Mr. Esper said “it’s hard to defeat an ideology,” underscoring the deep challenges that remain even after the U.S. and its allies have deprived ISIS of virtually all of the physical territory it once held.

Lawmakers of both parties praised the raid and the bravery of America’s men and women in uniform and said al-Baghdadi’s death is an important milestone in the yearslong fight against ISIS.

“This morning’s announcement should confirm for the world what many already knew — that terrorists cannot outlast or outmatch the commitment of the U.S. counter-terrorism apparatus. We will not stop or waver in destroying terrorist leaders wherever they hide,” House Minority Leader Kevin McCarthy, California Republican, said in a statement.

Despite the clear success of the attack, critics say the president’s actions in Syria in recent weeks have weakened America’s hand in the region. The SDF, a key ally in the fight against the Islamic State, accused Mr. Trump of stabbing them in the back after the president pulled U.S. forces from the Syria-Turkey border ahead of the Turkish invasion.

The decision to withdraw U.S. troops also spurred a newfound alliance among Turkey, Russia and Syrian dictator Bashar Assad. Perhaps most important, the SDF said it was forced to pull forces away from prisons housing Islamic State members and move them to the front lines to stand against the Turkish invasion.

“The overall downside to the United States may be greater because we now have potentially over 100 if not more ISIS fighters, many of them probably very dangerous, reconstituting themselves,” Sen. Christopher Murphy, Connecticut Democrat, told CNN. “So, good news [that al-Baghdadi is dead], but the overall sum of the actions that have happened in Syria over the past couple of weeks are not good news for the United States.”

In his White House remarks, Mr. Trump separated the al-Baghdadi raid from his broader policy goal of keeping the U.S. out of major military entanglements in Syria and elsewhere in the Middle East.

“The pullout had nothing to do with this,” he said. “We don’t want to keep soldiers between Syria and Turkey for the next 200 years.

“We’re out,” he said. “But we are leaving soldiers to secure the oil, and we may have to fight for the oil.

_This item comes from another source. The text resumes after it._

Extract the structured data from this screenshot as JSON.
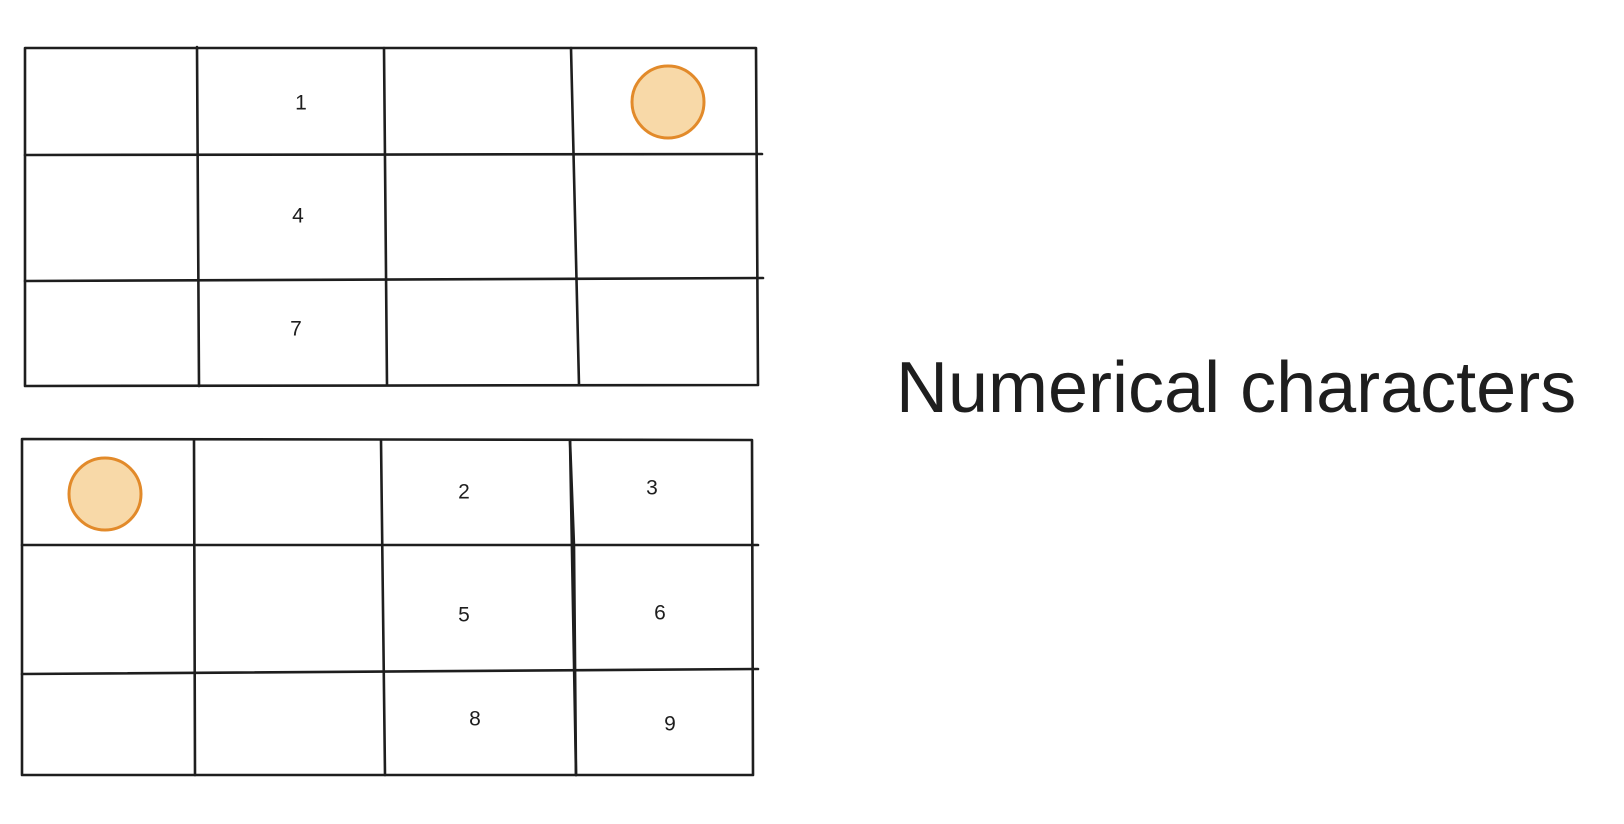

That’s OK.”

Mr. Trump said Turkey, Russia, Iraq and the SDF played key parts in the mission’s success. The president said the SDF played no “military role” but gave the U.S. “information that turned out to be helpful.”

The exact level of cooperation between the U.S. and the Kurds remains murky.

In a post on Twitter, SDF commander Gen. Mazloum Abdi said a “joint operation” resulted in the death of al-Baghdadi and that the U.S. and SDF had been jointly tracking him for months.

“For five months there has been joint intel cooperation on the ground and accurate monitoring, until we achieved a joint operation to kill Abu Bakir al-Baghdadi,” he said. “Thanks to everybody who participate in this great mission.”